Lacking the first film's two charismatic leads — the late Brandon Lee, who was accidentally killed during its shooting, and Michael Wincott, who played the scene-stealing villain — "The Crow: City of Angels" substitutes brutal violence and gore for character development, probably hoping audi-ences won't notice what a confusing nightmare this whole mess really is.

Replacing Lee in the title role is Vincent Perez, a decent character actor from "Queen Margot," who just doesn't have the physical flair required for the part. Worse still, he reads his corny death quips in a reedy lisp that sounds more like Christopher Lambert from the "Highlander" movies than it recalls Lee.

Perez plays Ashe, a mechanic killed by the henchmen of Judah Earl (Richard Brooks), the tyrannical, death-dealing druglord of futuristic Los Angeles. But wouldn't you know, one of those pesky crows directs Ashe's soul back to his body, to seek vengeance on his murderers rather than passing on to the other side.

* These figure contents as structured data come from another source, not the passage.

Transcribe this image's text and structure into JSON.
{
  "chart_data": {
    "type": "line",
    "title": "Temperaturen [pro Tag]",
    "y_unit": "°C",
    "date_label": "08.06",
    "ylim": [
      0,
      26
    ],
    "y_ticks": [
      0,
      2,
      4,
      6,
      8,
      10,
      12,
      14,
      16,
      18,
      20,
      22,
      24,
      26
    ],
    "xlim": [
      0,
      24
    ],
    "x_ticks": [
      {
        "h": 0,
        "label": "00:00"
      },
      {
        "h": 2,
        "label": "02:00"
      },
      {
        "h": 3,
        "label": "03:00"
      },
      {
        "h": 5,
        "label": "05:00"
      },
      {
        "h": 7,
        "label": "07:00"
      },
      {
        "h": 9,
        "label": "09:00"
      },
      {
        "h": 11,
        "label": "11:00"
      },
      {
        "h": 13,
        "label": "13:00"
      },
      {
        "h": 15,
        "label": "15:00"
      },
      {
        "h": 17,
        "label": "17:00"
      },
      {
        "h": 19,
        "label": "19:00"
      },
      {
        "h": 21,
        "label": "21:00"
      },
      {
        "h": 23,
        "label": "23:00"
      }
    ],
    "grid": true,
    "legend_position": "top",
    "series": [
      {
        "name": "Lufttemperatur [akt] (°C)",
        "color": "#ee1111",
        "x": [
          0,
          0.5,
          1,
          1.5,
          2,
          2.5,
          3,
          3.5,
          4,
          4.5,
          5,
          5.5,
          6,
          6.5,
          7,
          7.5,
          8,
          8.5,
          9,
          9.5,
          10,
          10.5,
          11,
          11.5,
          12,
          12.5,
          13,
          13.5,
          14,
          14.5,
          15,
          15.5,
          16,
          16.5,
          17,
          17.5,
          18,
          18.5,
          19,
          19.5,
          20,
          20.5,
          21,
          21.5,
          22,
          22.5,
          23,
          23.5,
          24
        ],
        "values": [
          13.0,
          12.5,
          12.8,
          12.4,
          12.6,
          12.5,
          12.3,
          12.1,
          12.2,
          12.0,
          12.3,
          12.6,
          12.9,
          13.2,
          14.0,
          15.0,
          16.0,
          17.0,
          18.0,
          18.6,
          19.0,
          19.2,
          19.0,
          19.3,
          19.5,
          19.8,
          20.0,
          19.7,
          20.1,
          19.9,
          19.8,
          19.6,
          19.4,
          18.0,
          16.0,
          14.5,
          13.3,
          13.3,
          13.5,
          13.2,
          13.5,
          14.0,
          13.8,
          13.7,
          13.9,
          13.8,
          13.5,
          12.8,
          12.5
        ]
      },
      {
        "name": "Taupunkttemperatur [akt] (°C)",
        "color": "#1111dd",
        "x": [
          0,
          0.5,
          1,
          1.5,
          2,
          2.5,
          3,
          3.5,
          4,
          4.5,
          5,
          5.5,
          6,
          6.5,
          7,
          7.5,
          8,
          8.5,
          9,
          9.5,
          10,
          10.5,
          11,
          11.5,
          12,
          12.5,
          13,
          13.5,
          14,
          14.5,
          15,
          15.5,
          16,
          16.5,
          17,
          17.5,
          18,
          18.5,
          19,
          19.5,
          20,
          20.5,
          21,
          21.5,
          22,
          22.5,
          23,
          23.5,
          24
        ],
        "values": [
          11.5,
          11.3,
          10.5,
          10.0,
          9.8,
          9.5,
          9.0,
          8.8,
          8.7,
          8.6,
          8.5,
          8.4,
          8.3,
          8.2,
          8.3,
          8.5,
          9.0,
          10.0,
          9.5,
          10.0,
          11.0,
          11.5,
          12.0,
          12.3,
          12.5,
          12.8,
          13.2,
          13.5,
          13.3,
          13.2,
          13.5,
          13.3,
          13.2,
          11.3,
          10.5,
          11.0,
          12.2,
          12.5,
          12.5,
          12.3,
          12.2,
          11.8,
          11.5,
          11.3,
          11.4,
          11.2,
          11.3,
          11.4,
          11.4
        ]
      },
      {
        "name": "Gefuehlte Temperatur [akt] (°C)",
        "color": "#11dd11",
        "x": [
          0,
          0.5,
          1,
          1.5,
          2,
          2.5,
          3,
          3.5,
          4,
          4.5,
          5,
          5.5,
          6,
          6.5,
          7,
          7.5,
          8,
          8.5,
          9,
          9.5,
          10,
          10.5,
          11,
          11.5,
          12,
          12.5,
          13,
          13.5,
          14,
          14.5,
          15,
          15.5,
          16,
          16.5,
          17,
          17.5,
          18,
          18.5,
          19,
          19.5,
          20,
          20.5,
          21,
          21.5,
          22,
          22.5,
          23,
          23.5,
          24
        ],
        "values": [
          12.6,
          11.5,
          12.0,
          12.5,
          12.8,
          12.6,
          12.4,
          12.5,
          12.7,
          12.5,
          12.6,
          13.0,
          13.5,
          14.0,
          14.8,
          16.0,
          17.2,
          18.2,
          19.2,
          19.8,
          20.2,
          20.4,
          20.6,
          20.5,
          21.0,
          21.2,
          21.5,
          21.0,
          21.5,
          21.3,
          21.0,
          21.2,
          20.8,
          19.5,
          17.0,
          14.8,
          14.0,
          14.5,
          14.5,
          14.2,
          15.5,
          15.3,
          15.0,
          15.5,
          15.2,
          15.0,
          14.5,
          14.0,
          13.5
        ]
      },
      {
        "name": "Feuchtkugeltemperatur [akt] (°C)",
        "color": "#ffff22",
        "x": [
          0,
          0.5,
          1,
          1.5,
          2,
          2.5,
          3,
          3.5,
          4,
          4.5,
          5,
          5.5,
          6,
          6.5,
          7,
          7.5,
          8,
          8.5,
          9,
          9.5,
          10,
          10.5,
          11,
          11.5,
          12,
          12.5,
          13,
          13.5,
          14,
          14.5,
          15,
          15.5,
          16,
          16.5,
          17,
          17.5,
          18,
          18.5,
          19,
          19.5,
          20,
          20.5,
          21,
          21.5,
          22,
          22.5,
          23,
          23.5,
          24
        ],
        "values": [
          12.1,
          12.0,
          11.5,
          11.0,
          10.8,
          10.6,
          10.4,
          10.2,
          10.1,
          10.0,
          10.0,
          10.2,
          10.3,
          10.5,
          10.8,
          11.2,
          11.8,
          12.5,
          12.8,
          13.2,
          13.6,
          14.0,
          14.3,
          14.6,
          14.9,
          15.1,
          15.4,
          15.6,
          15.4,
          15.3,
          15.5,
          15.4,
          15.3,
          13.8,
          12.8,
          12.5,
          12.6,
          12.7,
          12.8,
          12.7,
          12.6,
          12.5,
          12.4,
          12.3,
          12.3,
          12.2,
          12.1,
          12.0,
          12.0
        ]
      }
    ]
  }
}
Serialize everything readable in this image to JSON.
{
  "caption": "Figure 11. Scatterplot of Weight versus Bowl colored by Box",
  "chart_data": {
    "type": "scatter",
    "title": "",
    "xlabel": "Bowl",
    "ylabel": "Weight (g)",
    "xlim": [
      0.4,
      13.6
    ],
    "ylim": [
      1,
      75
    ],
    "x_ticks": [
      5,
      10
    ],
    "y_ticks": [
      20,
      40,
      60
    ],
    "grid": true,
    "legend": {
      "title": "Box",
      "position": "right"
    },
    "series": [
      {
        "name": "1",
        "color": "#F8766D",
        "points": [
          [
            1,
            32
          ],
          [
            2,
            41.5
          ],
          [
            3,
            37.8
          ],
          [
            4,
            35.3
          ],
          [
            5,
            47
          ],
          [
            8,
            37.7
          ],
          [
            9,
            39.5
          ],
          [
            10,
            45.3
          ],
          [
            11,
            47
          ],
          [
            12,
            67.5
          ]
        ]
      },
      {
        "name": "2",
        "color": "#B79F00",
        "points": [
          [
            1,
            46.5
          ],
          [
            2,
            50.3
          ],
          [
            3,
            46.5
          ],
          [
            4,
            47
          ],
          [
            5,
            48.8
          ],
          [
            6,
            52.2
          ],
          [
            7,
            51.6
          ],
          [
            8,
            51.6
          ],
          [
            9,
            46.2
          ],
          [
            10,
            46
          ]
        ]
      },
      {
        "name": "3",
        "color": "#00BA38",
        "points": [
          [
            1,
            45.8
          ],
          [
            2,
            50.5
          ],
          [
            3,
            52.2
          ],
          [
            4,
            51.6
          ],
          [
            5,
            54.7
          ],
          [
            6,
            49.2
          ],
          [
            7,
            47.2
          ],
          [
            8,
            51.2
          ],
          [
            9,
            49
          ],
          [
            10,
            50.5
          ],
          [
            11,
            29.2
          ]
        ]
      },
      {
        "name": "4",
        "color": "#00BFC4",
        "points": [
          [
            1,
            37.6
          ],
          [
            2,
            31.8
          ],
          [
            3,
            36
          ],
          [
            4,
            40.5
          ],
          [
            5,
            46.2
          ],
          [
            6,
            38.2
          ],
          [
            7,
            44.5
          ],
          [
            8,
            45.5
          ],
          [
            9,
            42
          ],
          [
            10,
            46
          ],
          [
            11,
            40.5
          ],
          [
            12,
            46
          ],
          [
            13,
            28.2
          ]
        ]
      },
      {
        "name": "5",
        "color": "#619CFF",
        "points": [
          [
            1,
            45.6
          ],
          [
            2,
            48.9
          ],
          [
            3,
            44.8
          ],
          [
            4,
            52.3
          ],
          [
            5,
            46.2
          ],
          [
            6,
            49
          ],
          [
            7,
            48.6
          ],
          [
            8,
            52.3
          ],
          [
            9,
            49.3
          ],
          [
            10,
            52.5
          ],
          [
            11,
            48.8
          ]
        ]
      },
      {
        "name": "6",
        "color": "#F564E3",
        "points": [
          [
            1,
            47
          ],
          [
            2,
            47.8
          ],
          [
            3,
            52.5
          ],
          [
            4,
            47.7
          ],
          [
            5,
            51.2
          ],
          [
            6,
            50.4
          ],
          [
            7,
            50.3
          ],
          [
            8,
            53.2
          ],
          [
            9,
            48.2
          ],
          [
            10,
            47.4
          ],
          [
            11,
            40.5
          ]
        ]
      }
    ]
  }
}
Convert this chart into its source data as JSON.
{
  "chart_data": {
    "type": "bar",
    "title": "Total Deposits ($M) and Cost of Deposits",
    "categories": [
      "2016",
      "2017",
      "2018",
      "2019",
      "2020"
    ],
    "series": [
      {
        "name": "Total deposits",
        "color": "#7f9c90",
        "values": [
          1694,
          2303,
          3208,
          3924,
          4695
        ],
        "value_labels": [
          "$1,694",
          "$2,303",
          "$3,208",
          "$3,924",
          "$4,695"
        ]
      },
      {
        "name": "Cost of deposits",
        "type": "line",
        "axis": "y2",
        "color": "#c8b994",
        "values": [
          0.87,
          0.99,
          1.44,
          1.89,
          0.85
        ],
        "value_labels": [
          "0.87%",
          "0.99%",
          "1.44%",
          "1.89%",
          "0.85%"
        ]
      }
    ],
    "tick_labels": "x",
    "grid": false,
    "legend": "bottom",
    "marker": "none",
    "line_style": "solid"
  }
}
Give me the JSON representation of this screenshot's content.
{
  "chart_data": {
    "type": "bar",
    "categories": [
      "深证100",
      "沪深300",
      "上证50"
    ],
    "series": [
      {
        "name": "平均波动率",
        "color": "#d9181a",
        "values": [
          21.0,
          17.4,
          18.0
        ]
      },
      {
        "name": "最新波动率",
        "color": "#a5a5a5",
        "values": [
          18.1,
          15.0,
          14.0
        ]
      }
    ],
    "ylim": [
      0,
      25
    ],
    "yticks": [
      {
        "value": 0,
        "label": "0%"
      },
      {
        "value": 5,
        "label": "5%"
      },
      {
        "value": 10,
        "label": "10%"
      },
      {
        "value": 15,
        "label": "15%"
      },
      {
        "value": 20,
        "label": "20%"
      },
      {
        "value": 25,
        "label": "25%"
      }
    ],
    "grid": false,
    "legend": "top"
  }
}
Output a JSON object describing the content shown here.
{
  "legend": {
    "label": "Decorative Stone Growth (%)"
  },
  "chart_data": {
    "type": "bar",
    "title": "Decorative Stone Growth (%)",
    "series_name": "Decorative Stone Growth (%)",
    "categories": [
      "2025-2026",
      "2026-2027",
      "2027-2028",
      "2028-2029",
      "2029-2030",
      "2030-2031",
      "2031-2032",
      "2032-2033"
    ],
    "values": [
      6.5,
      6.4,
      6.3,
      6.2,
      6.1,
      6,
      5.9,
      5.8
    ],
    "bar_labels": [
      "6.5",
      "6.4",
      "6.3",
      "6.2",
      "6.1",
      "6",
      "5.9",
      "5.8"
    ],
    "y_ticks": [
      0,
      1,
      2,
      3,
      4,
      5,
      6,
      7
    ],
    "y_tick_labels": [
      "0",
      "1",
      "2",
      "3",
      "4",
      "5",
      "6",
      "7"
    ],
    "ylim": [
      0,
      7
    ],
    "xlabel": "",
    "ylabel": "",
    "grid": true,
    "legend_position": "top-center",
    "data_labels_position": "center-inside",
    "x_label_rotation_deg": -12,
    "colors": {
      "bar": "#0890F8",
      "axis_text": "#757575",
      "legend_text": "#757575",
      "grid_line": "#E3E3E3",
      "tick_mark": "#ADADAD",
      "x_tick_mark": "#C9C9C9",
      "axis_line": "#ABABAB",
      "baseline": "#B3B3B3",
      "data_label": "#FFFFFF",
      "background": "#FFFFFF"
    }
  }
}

Ashe, who has taken the physical appearance (white face makeup and black eyeliner and lipstick) of his predecessor, also has some sort of psychic tie with Sarah (Mia Kirschner), a tattoo artist who was saved by the original Crow (remember the little girl from the first film?).

After dispatching Earl's crew of baddies (including Iggy Pop and Thuy Trang from the original "Mighty Morphin Power Rangers"), Ashe finally goes looking for Earl, who has kidnapped Sarah and slain Ashe's spiritual adviser (the bird that directs him toward his killers). Consequently, Ashe has to face the superpowered bad guy without his occult edge.

If the plot sounds like little more than warmed-up leftovers from the original, it is. David Goyer's muddled and cliche-ridden screenplay (which includes a puzzling "what the?" ending) is matched in wretchedness only by Tim Pope's irritating music-video direction.

Pope, who "graduated" from music videos, has no idea how to direct an action scene, or a dramatic one, for that matter. Many scenes drag on, seemingly to showcase the film's soon-to-be hit sound-track.

He also makes the huge mistake of letting his actors play things fast and loose. Consequently, on top of Perez's hilarious cheesy performance, you've got Iggy Pop aping Jack Nicholson and Brooks mocking Ving Rhames. In fact, about the only performer not imitating another one is Kirschner, who's just wooden.

This "Crow's" production values aren't even as good as the original's, either. Twenty-first century L.A. should probably look like the cities from "Blade Runner," but the models are so phony they bring to mind that "it's just a model" line from "Monty Python and the Holy Grail."

As stated before, "The Crow: City of Angels" features excruciatingly bloody and gory violence that is painful to watch. It more than earns its R rating from the gruesome mayhem, as well as profanity, nudity, sex, drug use and vulgarity.